How to Reflect in a Daily Journal

Now that we’ve established the importance of learning how to reflect in a daily journal, next you should have a process by which to journal.

Follow this process unless you have a better one. It’s similar to Drucker’s “Feedback Analysis Journal” style.

  1. At the beginning of the day (or the night before), write your goals or plan for the day
  2. At the end of the day, write what actually occurred that day
  3. What went right — at least one thing that went as expected or better than expected
  4. What went wrong — at least one thing that went worse than expected
  5. What was the root cause of the most prominent Best and Worst of the day

This is a checklist of things to notice that you could usefully journal about. Pick one and try it out; experiment to find the questions and prompts that are most useful for you:

  • What good thing happened today? What is the story in your head that leads you to call it “good”?
  • Perform a Hot Wash (After Action Review) and write about what you learned
  • Plan your day, then notice how the day actually went; what caused the gaps? Can those causes be addressed?
  • What surprised you today, both good and bad? What were the root causes of these surprises?
  • Who complained today, and what are some root causes of those complaints? (Complaints are a goldmine of improvement ideas.)
  • What errors occurred today? What were their root causes? How might they be eliminated?
  • Which of the 8 Wastes of Lean did you observe today?
  • Who were you irritated by today, and what story were you holding in your head about them? How might you test that story?
  • What went well? What went badly? What could I do better next time?
  • How would a hero of mine have handled today differently than I did? How can I act like my hero next time?

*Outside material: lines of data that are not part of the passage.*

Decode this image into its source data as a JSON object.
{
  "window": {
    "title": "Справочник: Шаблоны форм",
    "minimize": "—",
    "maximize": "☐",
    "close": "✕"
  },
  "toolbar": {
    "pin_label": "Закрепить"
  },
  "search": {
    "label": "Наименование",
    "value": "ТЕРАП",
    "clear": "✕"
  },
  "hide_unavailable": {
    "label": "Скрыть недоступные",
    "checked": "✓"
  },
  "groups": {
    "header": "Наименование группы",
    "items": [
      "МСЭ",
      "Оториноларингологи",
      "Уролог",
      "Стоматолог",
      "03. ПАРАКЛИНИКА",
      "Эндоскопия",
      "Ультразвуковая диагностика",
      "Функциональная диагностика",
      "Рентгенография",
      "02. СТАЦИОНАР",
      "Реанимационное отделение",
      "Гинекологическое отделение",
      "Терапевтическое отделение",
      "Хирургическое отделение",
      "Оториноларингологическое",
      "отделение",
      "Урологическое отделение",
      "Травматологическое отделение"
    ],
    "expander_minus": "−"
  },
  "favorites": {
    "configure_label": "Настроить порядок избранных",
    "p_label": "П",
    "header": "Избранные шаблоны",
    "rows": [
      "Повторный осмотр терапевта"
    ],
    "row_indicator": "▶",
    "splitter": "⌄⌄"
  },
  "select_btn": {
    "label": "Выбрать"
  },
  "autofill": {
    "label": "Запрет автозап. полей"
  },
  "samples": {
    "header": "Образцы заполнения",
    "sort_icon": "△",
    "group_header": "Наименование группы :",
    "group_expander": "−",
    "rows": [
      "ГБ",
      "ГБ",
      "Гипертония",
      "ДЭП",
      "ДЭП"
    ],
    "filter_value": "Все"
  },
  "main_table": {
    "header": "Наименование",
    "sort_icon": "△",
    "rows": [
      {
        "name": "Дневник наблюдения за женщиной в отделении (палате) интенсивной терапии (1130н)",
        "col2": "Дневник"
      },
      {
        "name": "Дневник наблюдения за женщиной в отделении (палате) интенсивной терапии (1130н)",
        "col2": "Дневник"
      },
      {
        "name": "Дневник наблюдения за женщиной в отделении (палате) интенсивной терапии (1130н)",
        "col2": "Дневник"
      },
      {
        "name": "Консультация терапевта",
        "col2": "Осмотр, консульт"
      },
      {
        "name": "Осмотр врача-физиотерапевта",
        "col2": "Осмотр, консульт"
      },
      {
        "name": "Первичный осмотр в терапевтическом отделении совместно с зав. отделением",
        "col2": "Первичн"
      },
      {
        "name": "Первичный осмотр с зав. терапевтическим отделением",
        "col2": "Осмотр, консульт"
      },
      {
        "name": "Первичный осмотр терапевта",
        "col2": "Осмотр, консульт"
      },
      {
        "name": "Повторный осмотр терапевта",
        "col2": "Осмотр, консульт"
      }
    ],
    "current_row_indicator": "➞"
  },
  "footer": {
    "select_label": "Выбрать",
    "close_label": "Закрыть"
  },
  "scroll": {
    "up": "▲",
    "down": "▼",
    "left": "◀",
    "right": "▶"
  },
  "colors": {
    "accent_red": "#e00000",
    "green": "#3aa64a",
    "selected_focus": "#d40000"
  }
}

Here’s a sample reflection entry in a daily journal:

Today’s sales meeting with Ted was one of my best. I was unattached to the outcome, or as much as I have ever been. I followed Sandler well, though I did not recap his need during the budget phase, and I did not adequately monetize the value of his change from old to new.

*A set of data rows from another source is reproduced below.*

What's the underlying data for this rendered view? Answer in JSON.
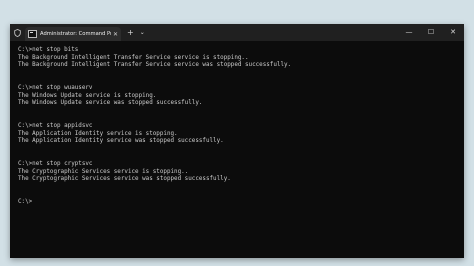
{
  "window": {
    "tab_title": "Administrator: Command Pro",
    "tab_close": "✕",
    "new_tab": "+",
    "tab_dropdown": "⌄",
    "controls": {
      "minimize": "—",
      "maximize": "☐",
      "close": "✕"
    }
  },
  "console": {
    "lines": [
      "C:\\>net stop bits",
      "The Background Intelligent Transfer Service service is stopping..",
      "The Background Intelligent Transfer Service service was stopped successfully.",
      "",
      "",
      "C:\\>net stop wuauserv",
      "The Windows Update service is stopping.",
      "The Windows Update service was stopped successfully.",
      "",
      "",
      "C:\\>net stop appidsvc",
      "The Application Identity service is stopping.",
      "The Application Identity service was stopped successfully.",
      "",
      "",
      "C:\\>net stop cryptsvc",
      "The Cryptographic Services service is stopping..",
      "The Cryptographic Services service was stopped successfully.",
      "",
      "",
      "C:\\>"
    ]
  }
}
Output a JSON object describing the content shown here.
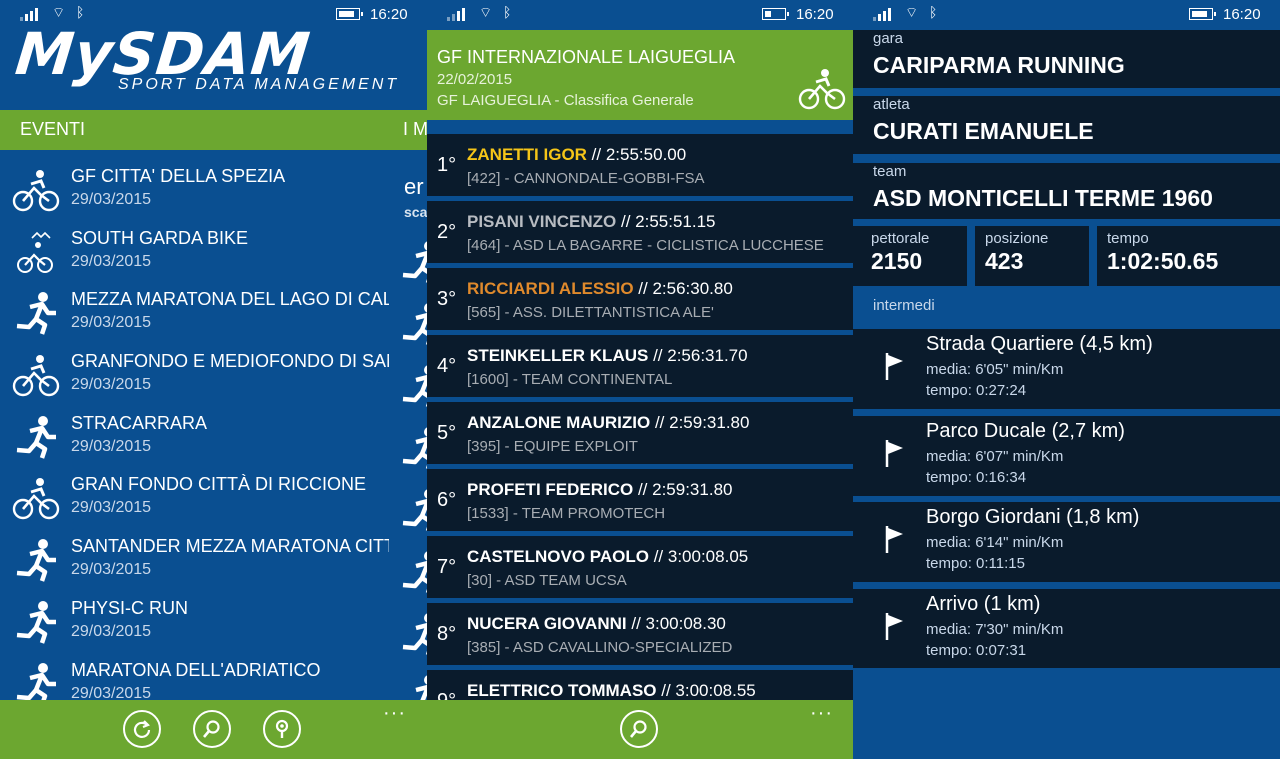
{
  "status": {
    "time": "16:20"
  },
  "screen1": {
    "logo": {
      "brand": "MySDAM",
      "tagline": "SPORT DATA MANAGEMENT"
    },
    "pivot": {
      "active": "EVENTI",
      "next": "I M"
    },
    "events": [
      {
        "name": "GF CITTA' DELLA SPEZIA",
        "date": "29/03/2015",
        "icon": "bike-icon"
      },
      {
        "name": "SOUTH GARDA BIKE",
        "date": "29/03/2015",
        "icon": "mtb-icon"
      },
      {
        "name": "MEZZA MARATONA DEL LAGO DI CAL",
        "date": "29/03/2015",
        "icon": "runner-icon"
      },
      {
        "name": "GRANFONDO E MEDIOFONDO DI SAN",
        "date": "29/03/2015",
        "icon": "bike-icon"
      },
      {
        "name": "STRACARRARA",
        "date": "29/03/2015",
        "icon": "runner-icon"
      },
      {
        "name": "GRAN FONDO CITTÀ DI RICCIONE",
        "date": "29/03/2015",
        "icon": "bike-icon"
      },
      {
        "name": "SANTANDER MEZZA MARATONA CITT",
        "date": "29/03/2015",
        "icon": "runner-icon"
      },
      {
        "name": "PHYSI-C RUN",
        "date": "29/03/2015",
        "icon": "runner-icon"
      },
      {
        "name": "MARATONA DELL'ADRIATICO",
        "date": "29/03/2015",
        "icon": "runner-icon"
      }
    ],
    "peek": {
      "title": "er",
      "sub": "sca"
    },
    "appbar": {
      "more": "···"
    }
  },
  "screen2": {
    "title": "GF INTERNAZIONALE LAIGUEGLIA",
    "date": "22/02/2015",
    "subtitle": "GF LAIGUEGLIA - Classifica Generale",
    "results": [
      {
        "pos": "1°",
        "name": "ZANETTI IGOR",
        "time": " // 2:55:50.00",
        "sub": "[422] - CANNONDALE-GOBBI-FSA",
        "color": "#f5c518"
      },
      {
        "pos": "2°",
        "name": "PISANI VINCENZO",
        "time": " // 2:55:51.15",
        "sub": "[464] - ASD LA BAGARRE - CICLISTICA LUCCHESE",
        "color": "#b8bcc2"
      },
      {
        "pos": "3°",
        "name": "RICCIARDI ALESSIO",
        "time": " // 2:56:30.80",
        "sub": "[565] - ASS. DILETTANTISTICA ALE'",
        "color": "#e08a2c"
      },
      {
        "pos": "4°",
        "name": "STEINKELLER KLAUS",
        "time": " // 2:56:31.70",
        "sub": "[1600] - TEAM CONTINENTAL",
        "color": "#ffffff"
      },
      {
        "pos": "5°",
        "name": "ANZALONE MAURIZIO",
        "time": " // 2:59:31.80",
        "sub": "[395] - EQUIPE EXPLOIT",
        "color": "#ffffff"
      },
      {
        "pos": "6°",
        "name": "PROFETI FEDERICO",
        "time": " // 2:59:31.80",
        "sub": "[1533] - TEAM PROMOTECH",
        "color": "#ffffff"
      },
      {
        "pos": "7°",
        "name": "CASTELNOVO PAOLO",
        "time": " // 3:00:08.05",
        "sub": "[30] - ASD TEAM UCSA",
        "color": "#ffffff"
      },
      {
        "pos": "8°",
        "name": "NUCERA GIOVANNI",
        "time": " // 3:00:08.30",
        "sub": "[385] - ASD CAVALLINO-SPECIALIZED",
        "color": "#ffffff"
      },
      {
        "pos": "9°",
        "name": "ELETTRICO TOMMASO",
        "time": " // 3:00:08.55",
        "sub": "",
        "color": "#ffffff"
      }
    ],
    "appbar": {
      "more": "···"
    }
  },
  "screen3": {
    "gara_label": "gara",
    "gara": "CARIPARMA RUNNING",
    "atleta_label": "atleta",
    "atleta": "CURATI EMANUELE",
    "team_label": "team",
    "team": "ASD MONTICELLI TERME 1960",
    "pettorale_label": "pettorale",
    "pettorale": "2150",
    "posizione_label": "posizione",
    "posizione": "423",
    "tempo_label": "tempo",
    "tempo": "1:02:50.65",
    "intermedi_label": "intermedi",
    "splits": [
      {
        "name": "Strada Quartiere (4,5 km)",
        "media": "media: 6'05\" min/Km",
        "tempo": "tempo: 0:27:24"
      },
      {
        "name": "Parco Ducale (2,7 km)",
        "media": "media: 6'07\" min/Km",
        "tempo": "tempo: 0:16:34"
      },
      {
        "name": "Borgo Giordani (1,8 km)",
        "media": "media: 6'14\" min/Km",
        "tempo": "tempo: 0:11:15"
      },
      {
        "name": "Arrivo (1 km)",
        "media": "media: 7'30\" min/Km",
        "tempo": "tempo: 0:07:31"
      }
    ]
  },
  "colors": {
    "blue": "#0a4f91",
    "green": "#6ca730",
    "dark": "#0a1b2c",
    "gold": "#f5c518",
    "silver": "#b8bcc2",
    "bronze": "#e08a2c"
  }
}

Notice that this person traces the cause of the good meeting to being unattached to the outcome, and has identified two tasks (recap need, monetize value of change) to improve.

If you were coaching this person, you could now usefully ask them, “Why are you convinced that non-attachment helped you? How did you achieve it? How can you do it more frequently and reliably in the future? What can you do to help yourself always recap the need and monetize the value of change, in future sales meetings?”

Without such a reflection, what could you as a boss or coach offer this person to help them improve? Nothing.

Reflection vs Hansei

My definition of Reflection is different from the Japanese concept of “hansei” which is popular in Lean circles but I feel is not needed to be done in the Japanese manner. I’m suggesting a more cross-culturally accessible reflection method. My preference is for reflection to be done, NOT with a sense of guilt or self-blame, as the Japanese are reported to do (e.g. by Jeffrey Liker), but rather be done from a relaxed and curious emotional space as a scientist and anthropologist.

I repeat: reflections are a key element of Becoming a Best Boss.

The inability or unwillingness to reflect makes a leader uncoachable. Such a leader must find a coach to whom they can reflect and open up, or they should admit they don’t wish to grow.

The willingness to attempt to reflect via journaling is the hallmark of a growing leader.